È, purtroppo, una vera e propria sentenza: “L'Italia ha registrato il calo più significativo dei salari reali tra tutte le principali economie dell'Ocse". A inizio del 2025 nel nostro Paese gli stipendi continuano ad andare in picchiata, facendo registrare un -7,5% rispetto al 2021. A renderlo noto è la stessa Ocse con il suo Employment Outlook 2025 che fornisce i dati aggiornati a inizio anno.

E così se il governo rimarca trionfante che i salari sono comunque cresciuti, Andrea Bassanini, uno dei relatori del rapporto, ha dichiarato all’Ansa che “a livello di comparazione internazionale non è una situazione superlusinghiera: molti paesi Ocse sono andati meglio. La media dei salari reali nell'Ocse ha recuperato, in Italia ancora no. Tra tutti i grandi Paesi l'Italia è sotto in una situazione di salari anemici che precede la crisi del costo della vita. Sono 25 anni che i salari in Italia crescono meno che negli altri Paesi Ocse".

Gli stipendi continueranno a non crescere

E il futuro non si prospetta roseo. Per l'Ocse, infatti, "la crescita dei salari reali dovrebbe rimanere modesta nei prossimi due anni. I salari nominali in Italia dovrebbero aumentare del 2,6% nel 2025 e del 2,2% nel 2026. Questi aumenti sono significativamente inferiori rispetto alla maggior parte degli altri paesi dell'Ocse, ma dovrebbero garantire comunque ai lavoratori italiani modesti guadagni in termini reali, dato che l'inflazione dovrebbe raggiungere il 2,2% nel 2025 e l'1,8% nel 2026".

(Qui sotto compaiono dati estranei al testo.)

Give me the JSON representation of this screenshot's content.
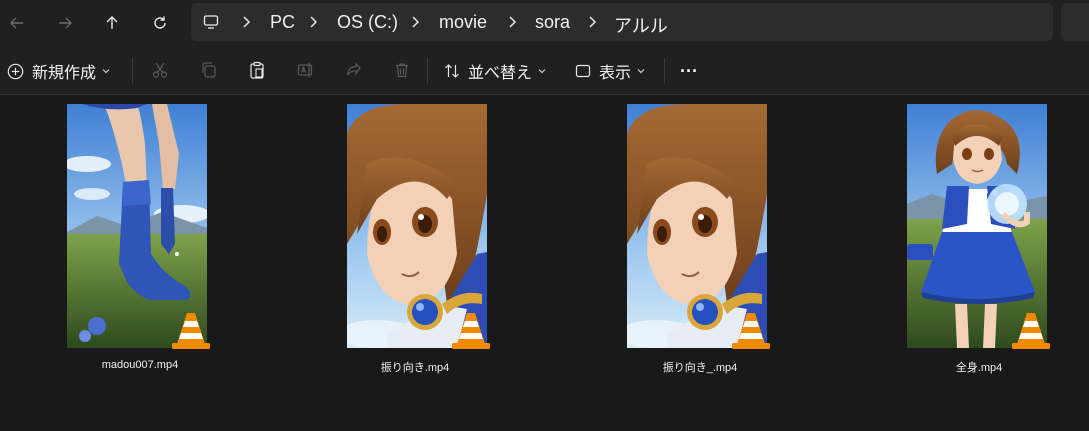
{
  "breadcrumb": [
    "PC",
    "OS (C:)",
    "movie",
    "sora",
    "アルル"
  ],
  "toolbar": {
    "new_label": "新規作成",
    "sort_label": "並べ替え",
    "view_label": "表示",
    "more_label": "···"
  },
  "files": [
    {
      "name": "madou007.mp4",
      "thumb": "legs-boots"
    },
    {
      "name": "振り向き.mp4",
      "thumb": "face-closeup"
    },
    {
      "name": "振り向き_.mp4",
      "thumb": "face-closeup"
    },
    {
      "name": "全身.mp4",
      "thumb": "full-body-orb"
    }
  ],
  "colors": {
    "accent_blue": "#2a4fae",
    "window_bg": "#191919",
    "toolbar_bg": "#202020",
    "vlc_orange": "#f08a00"
  }
}
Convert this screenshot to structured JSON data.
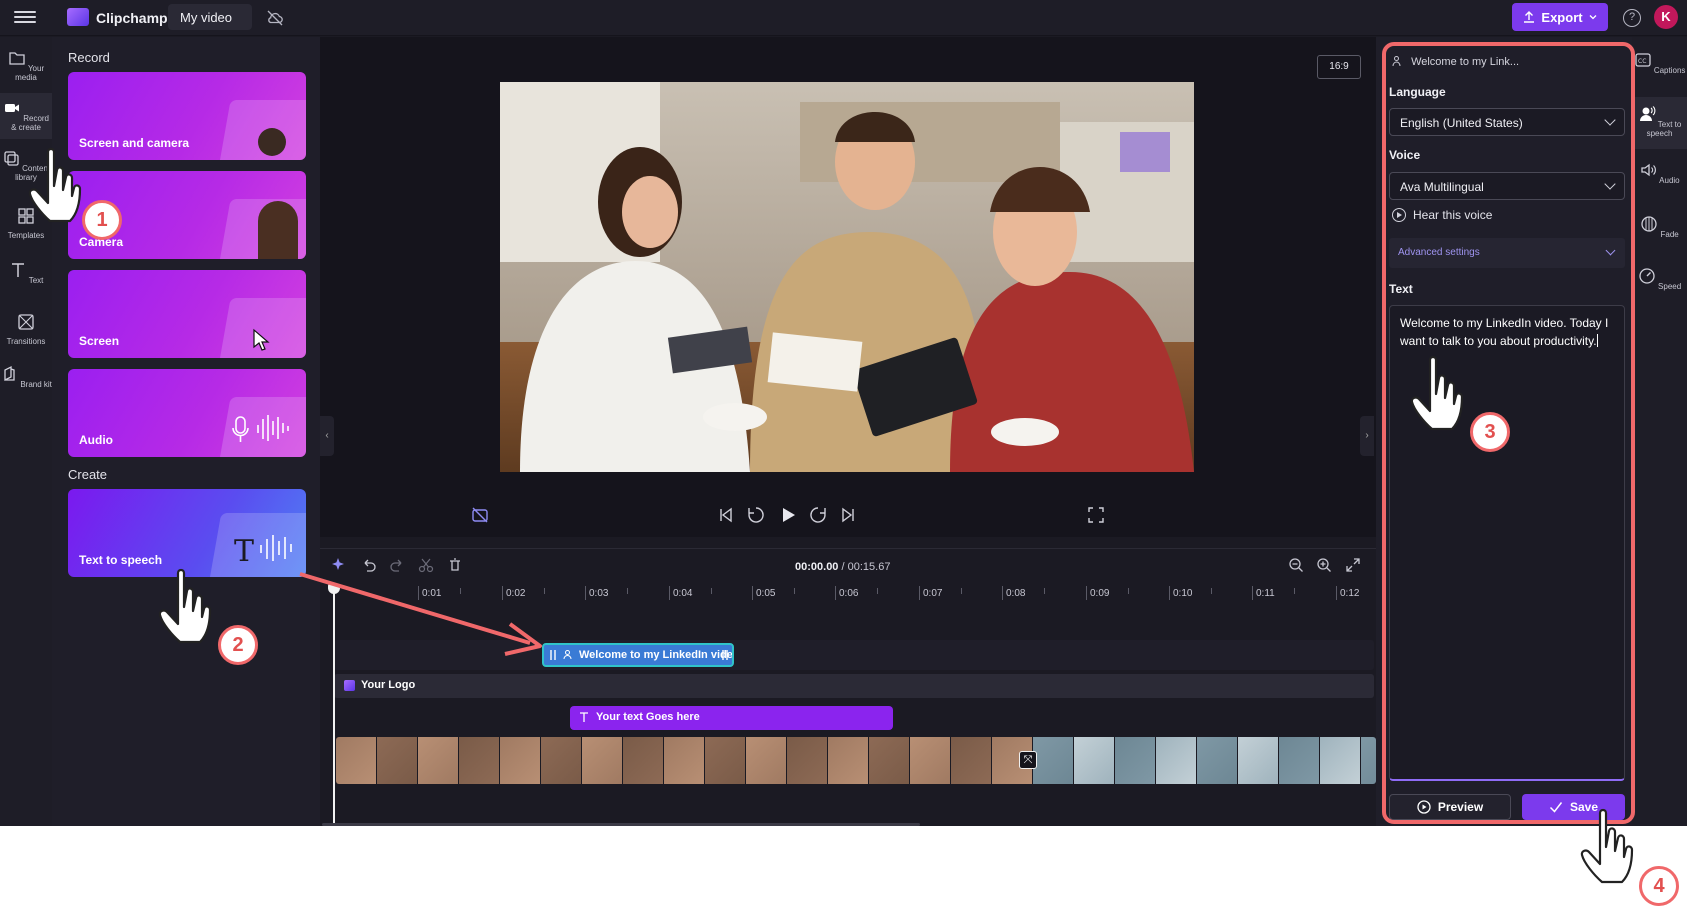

È la morsa che ben conosciamo: sulla modesta crescita dei salari si abbatte l’inflazione che si mangia quel poco di incremento. Il risultato è che oggi si può essere poveri pur lavorando. Tra l’altro con un ribaltamento rispetto al passato nel rapporto tra anziani e giovani: se nel 1995 i secondi guadagnavano in media l’1% in più rispetto ai primi, nel 2025 gli anziani sono arrivati a guadagnare il 13,8% in più dei giovani.

Male anche per quanto riguarda i tassi di occupazione e disoccupazione. Come si legge ancora nel rapporto, “il tasso di occupazione in Italia rimane significativamente inferiore alla media Ocse (62,9% rispetto al 70,4% nel primo trimestre del 2025)".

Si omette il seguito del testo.